NEAR SUCCESS: this command led to a single loop through all the files in the directory, which is good b / c solved the problem with an infinite loop. However, the URL string structure was truncated to include the name of the file from which the strings were obtained.

18

ls *.rtf *.txt | grep -v 'output.txt' | xargs grep -iIohE 'https?://[^[:space:]]+'
NEAR SUCCESS: This expression prevented the endless loop, which is good, it created a new file in the directory that it requested, which was small, about 30 KB. He captured all the correct characters in the string, but a pair is not needed.
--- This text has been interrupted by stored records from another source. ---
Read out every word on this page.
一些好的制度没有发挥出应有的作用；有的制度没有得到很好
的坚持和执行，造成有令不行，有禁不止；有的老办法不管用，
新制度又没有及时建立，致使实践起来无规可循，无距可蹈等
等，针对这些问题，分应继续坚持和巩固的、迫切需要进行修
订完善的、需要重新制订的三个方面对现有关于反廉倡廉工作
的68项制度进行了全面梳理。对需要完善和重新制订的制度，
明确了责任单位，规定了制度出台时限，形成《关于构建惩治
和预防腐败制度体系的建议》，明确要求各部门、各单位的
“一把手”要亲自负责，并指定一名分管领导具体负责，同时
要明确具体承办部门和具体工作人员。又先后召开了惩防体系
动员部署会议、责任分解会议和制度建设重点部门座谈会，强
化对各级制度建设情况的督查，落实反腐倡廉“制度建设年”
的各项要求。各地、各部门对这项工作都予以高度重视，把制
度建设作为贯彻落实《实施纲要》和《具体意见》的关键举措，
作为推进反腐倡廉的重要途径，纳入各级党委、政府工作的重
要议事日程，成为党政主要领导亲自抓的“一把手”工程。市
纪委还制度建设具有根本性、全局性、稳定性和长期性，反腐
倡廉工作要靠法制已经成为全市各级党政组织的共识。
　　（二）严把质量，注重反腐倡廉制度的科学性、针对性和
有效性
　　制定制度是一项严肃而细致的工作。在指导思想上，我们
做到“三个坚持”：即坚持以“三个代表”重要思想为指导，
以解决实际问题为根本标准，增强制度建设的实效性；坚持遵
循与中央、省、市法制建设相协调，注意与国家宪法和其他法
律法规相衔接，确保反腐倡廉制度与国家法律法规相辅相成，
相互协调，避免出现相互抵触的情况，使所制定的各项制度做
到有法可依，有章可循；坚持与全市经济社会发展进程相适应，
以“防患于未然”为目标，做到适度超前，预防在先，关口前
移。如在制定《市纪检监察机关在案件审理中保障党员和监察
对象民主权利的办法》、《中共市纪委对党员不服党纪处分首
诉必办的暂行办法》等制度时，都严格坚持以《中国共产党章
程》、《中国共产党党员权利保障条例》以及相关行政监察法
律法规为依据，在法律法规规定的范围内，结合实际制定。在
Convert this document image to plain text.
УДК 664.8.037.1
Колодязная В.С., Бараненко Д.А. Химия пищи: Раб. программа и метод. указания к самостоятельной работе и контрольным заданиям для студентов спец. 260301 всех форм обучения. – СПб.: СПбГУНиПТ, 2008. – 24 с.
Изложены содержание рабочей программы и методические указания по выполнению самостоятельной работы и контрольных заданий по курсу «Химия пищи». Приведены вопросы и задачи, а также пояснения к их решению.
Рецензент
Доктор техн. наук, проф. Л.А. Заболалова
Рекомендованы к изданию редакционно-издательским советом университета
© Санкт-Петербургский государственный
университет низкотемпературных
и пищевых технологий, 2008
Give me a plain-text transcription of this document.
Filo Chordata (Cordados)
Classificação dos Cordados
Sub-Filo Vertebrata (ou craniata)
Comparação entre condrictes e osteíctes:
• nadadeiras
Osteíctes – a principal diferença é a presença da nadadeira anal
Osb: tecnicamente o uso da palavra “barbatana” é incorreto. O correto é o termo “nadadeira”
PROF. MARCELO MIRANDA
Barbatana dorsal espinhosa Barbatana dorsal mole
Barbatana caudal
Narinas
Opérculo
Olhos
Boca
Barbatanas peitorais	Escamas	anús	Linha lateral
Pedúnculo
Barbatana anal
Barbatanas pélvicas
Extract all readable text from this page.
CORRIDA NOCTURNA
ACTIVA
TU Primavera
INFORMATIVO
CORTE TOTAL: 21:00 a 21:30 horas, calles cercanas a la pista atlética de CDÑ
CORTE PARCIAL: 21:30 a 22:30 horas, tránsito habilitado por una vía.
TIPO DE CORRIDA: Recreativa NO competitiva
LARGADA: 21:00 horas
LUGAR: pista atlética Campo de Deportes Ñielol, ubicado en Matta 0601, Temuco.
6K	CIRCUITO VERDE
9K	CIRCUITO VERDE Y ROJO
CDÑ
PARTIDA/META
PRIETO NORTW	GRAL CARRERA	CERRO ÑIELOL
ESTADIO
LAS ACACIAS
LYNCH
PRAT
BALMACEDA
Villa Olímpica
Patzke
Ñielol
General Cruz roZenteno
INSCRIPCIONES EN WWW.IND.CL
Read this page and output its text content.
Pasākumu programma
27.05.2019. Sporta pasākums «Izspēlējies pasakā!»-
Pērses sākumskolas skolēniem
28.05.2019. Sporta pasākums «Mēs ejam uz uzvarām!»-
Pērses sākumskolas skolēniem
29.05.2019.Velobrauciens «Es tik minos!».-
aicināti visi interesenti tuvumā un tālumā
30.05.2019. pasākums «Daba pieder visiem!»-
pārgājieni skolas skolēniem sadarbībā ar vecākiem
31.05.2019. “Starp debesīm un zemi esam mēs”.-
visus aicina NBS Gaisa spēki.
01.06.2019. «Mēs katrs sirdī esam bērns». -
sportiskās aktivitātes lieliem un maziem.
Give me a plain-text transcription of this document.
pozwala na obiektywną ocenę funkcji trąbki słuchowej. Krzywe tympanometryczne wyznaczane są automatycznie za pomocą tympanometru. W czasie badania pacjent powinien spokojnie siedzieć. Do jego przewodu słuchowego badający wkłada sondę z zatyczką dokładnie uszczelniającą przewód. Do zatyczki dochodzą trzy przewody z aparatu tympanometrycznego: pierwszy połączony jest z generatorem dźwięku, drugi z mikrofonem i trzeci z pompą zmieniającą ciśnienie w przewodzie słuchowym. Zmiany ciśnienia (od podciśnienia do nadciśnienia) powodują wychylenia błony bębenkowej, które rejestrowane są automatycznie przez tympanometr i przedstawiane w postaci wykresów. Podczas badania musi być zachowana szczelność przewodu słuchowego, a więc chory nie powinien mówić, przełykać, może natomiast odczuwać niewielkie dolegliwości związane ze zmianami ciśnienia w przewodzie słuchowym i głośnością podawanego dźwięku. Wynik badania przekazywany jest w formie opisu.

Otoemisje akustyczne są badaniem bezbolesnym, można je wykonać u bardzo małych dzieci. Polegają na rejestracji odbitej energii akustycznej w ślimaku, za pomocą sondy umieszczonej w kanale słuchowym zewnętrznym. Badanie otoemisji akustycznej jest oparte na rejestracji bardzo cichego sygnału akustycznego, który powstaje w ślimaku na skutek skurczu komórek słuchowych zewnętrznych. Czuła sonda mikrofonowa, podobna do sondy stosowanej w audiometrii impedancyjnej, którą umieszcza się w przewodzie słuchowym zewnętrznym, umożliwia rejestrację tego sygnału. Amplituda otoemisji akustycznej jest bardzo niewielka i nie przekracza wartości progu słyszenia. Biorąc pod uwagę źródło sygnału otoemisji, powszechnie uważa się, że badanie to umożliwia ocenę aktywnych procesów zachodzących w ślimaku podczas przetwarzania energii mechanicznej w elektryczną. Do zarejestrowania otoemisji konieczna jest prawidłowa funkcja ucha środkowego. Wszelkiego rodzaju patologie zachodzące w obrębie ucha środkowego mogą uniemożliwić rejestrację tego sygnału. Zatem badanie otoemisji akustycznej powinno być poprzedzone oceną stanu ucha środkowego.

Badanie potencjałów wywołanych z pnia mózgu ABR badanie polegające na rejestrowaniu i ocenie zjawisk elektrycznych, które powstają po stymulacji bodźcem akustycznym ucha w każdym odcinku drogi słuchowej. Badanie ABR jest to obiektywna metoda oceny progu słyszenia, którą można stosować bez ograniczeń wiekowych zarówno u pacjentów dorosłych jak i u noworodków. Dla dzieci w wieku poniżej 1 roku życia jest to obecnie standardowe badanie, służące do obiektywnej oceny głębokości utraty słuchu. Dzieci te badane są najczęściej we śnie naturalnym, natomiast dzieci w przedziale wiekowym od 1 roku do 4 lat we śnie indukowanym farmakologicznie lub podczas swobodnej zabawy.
As Floris mentioned, in those cases where the URL was NOT completed with a space - for example, http://www.mumia-themovie.com/"}}{\fldrslt , he fixed the markup syntax.

19

ls *.rtf *.txt | grep -v 'output.txt' | xargs grep -iIohE 'https?://[az./?#=%_-,~&]+'
FAIL: This expression prevents an infinite loop, which is good, however it did NOT commit the entire URL string.

+6
source share
3 answers

The expression I gave in the comments (your test 17) was intended to test two things:

1) can we do an endless loop 2) can we iterate over all the files in the directory

I believe that we have achieved both. So, now I'm bold enough to offer a β€œsolution”:

 ls *.rtf *.txt | grep -v 'output.txt' | xargs grep -iIohE 'https?://[^[:space:]]+' 

Destruction:

 ls *.rtf *.txt - list all .rtf and .txt files grep -v 'output.txt' - skip 'output.txt' (in case it was left from a previous attempt) xargs - "take each line of the input in turn and substitute it - at the end of the following command - (or use -J xxx to sub at place of xxx anywhere in command) grep -i - case insensitive -I - skip binary (shouldn't have any since we only process .txt and .rtf...) -o - print only the matched bit (not the entire line), ie just the URL -h - don't include the name of the source file -E - use extended regular expressions 'http - match starts with http (there are many other URLs possible... but out of scope for this question) s? - next character may be an s, or is not there :// - literal characters that must be there [^[:space:]]+ - one or more "non space" characters (greedy... "as many as possible") 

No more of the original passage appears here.